The mud is flying in the NJ Governor's Race, as the state's Department of Banking and Insurance is looking into whether GOP Candidate Doug Forrester's self-financing of his campaign is illegal under state law.
More below the fold....
Under NJ State law, insurance companies doing business in NJ cannot make political campaign contributions. As the
Star Ledger has been reporting for the last couple of days, Democratic party officials, along with the DOBI, are looking into whether Doug Forrester's position at Heartland Fidelity Insurance prohibits him from financing his own campaign, while Forrester is apparently scared enough that he's asked for his own advisory opinion on the subject.
Democrats contend that Forrester is banned from making political donations in New Jersey because he is majority owner of Heartland Fidelity Insurance Co., which is based in Washington, D.C. and provides specialized insurance coverage to clients of another Forrester firm, BeneCard Services Inc. Many of those clients are local governments and school boards in New Jersey.
"If you are doing business in New Jersey as an insurance company, you can't contribute to any campaign, whether it's yours or someone else's," Assemblyman Neil Cohen (D-Union) said yesterday. As chairman of the Assembly Insurance Committee, Cohen called on the state insurance commissioner to conduct an investigation and possibly hold hearings.
On Monday, Forrester asked acting Insurance Commissioner Donald Bryan for a declaration that Heartland is not subject to regulation in New Jersey. Jaimee Gilmartin, spokeswoman for the Department of Banking and Insurance, said officials still are reviewing Forrester's letter.
Peter McDonough, spokesman for Heartland, said Democrats are flat wrong. "No business is transacted in New Jersey (by Heartland) and that's the fundamental question," he said.
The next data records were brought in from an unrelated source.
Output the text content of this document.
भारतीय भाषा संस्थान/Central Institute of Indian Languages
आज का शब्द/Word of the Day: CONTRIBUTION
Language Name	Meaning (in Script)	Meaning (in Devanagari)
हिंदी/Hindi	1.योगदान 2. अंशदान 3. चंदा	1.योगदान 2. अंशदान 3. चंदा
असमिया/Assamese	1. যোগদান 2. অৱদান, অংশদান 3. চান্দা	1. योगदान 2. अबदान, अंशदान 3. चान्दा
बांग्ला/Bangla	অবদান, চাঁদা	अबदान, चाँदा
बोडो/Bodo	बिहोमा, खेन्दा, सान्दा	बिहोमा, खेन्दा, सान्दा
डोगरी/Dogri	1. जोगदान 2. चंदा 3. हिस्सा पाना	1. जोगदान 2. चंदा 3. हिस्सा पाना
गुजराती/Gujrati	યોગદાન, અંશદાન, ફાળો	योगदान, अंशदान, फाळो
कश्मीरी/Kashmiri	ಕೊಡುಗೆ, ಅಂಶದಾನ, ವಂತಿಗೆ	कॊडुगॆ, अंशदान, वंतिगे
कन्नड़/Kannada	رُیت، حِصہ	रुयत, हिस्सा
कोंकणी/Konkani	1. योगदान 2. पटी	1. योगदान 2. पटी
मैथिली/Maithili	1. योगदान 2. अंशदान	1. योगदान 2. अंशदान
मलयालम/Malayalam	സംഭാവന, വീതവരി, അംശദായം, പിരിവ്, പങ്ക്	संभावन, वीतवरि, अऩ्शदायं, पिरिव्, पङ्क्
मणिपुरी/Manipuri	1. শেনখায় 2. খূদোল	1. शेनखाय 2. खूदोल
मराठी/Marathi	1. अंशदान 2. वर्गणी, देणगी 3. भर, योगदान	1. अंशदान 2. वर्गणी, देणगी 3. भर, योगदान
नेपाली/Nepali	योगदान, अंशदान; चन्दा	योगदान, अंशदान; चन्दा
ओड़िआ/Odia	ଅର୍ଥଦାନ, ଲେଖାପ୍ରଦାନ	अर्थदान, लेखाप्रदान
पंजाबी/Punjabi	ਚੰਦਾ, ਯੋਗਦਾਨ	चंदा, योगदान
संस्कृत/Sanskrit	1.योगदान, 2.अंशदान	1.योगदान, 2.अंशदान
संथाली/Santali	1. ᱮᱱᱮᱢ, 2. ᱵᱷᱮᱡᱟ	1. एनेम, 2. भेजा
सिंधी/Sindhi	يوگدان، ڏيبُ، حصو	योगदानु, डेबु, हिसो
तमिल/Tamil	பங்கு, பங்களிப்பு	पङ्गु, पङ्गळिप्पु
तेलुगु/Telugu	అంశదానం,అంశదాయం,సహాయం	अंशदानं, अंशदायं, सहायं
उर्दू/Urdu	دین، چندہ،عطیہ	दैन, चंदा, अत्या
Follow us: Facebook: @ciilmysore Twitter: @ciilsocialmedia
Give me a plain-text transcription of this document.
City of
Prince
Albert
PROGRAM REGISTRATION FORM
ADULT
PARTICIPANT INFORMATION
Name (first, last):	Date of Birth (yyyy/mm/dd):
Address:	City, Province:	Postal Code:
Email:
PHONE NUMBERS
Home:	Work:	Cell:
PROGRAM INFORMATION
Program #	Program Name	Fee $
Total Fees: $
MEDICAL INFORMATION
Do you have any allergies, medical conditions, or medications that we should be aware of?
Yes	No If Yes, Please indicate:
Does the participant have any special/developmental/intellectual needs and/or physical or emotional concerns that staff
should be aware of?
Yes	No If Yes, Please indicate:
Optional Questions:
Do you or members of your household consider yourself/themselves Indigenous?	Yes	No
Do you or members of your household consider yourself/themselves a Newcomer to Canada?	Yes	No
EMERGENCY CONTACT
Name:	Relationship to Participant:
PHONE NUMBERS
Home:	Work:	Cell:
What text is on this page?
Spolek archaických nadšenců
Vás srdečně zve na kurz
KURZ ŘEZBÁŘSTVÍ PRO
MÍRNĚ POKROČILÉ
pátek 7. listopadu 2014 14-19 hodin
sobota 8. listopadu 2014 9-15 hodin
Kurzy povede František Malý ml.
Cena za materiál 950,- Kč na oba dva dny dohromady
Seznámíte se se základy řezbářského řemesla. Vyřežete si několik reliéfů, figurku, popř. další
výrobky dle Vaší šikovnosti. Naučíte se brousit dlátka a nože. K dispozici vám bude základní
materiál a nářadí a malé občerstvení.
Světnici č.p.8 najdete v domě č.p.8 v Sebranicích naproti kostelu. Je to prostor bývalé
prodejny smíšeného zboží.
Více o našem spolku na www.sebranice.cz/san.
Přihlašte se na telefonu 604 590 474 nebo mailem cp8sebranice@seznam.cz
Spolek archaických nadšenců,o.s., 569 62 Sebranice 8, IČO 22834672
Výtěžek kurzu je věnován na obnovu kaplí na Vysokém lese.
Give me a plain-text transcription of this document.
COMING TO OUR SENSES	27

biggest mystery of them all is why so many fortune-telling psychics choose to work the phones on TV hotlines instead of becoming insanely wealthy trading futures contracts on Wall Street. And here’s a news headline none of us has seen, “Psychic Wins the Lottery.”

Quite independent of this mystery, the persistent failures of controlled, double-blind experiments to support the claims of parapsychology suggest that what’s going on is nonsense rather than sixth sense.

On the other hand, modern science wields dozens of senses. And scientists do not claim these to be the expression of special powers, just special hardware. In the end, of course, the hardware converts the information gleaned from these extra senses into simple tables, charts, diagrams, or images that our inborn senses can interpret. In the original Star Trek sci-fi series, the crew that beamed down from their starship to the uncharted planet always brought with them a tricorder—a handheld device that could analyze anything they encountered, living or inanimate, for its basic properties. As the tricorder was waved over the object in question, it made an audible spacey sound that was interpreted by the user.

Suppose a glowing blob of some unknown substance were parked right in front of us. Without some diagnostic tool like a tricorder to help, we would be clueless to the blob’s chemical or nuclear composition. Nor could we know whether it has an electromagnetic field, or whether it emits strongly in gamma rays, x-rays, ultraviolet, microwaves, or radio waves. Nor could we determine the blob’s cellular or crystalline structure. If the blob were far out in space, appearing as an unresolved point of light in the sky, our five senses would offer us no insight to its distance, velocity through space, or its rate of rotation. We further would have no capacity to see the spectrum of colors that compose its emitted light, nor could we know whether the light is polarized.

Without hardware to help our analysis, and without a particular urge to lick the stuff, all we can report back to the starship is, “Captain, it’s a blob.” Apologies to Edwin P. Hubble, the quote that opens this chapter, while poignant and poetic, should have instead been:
If this is true, then it also means that Forrester's donations to State and County party organizations will have to be rescinded. This has the potential to the put the NJ GOP into an even bigger tailspin than it is already in. Some sources are even suggesting that Forrester could have to pull out of the race entirely if it turns out his role at Heartland violates State law.
From today's Politics NJ:
If DOBI concludes that Heartland is not involved in the insurance business in New Jersey-- that Forrester's contributions are, therefore, all legal-- then the issue, save for the occasional Democratic cheap-shot, will wither and die.
But if DOBI decides otherwise, all hell will break loose.
Presumably, the state attorney general or the Election Law Enforcement Commission would then step in, using the advisory as the basis for seeking a legal remedy against Forrester. Democrats, no doubt, would immediately begin shouting for Forrester's immediate exit from the
race.
Forrester might try to fight it all. Maybe he'd challenge the constitutionality of an attempt to limit his self-financing, claiming his First Amendment rights trump any state law on political contributions by owners of insurance companies. And maybe he'd claim to be the victim of a vendetta if Peter Harvey, the attorney general, got involved, since Forrester has spent much of the campaign calling for Harvey's dismissal.
But it almost certainly wouldn't matter.
The headlines would be damning. All other issues would disappear, and the race for governor would devolve into an argument over how Forrester financed his campaign. It wouldn't be long-- days? hours?-- until Republican elders suggested their nominee do the honorable thing and excuse himself from the campaign.
At that point, it would be up to the Republican State Committee to select a new candidate, and it doesn't take more than a few phone calls to GOP movers and shakers to realize the candidate search process would begin and end in the office of U.S. Attorney Christopher J. Christie.
This speculation has led to even more bizarre behavior from the State GOP. In typical projecting fashion, the head Repug actually asked Dems to pledge that CORZINE won't be removed from the ticket in the wake of the Carla Katz affair:
Tom Wilson, the Republican state chairman, today became the first major political figure to broach the possibility of yet another last-minute ballot switch, calling on his Democratic counterpart, Bonnie Watson Coleman, to guarantee that her party will stick with Jon Corzine through the November election.
"In exchange for your pledge," the GOP chairman said, "I will offer my oath that, barring a life-threatening illness or accident, Doug Forrester will still be the Republican candidate for governor on November 8, 2005."
Which raises a fair question.
Is political radioactivity a life-threatening illness?
Things just keep getting stranger and stranger in a NJ race that was expected to be a pretty boring walk-over for Corzine. Forrester is expected to combat the financing charges by arguing Buckley v. Valeo and freedom of speech, but I think if the DOBI finds he's violating State campaign ethics rules, that will supercede the speech issue.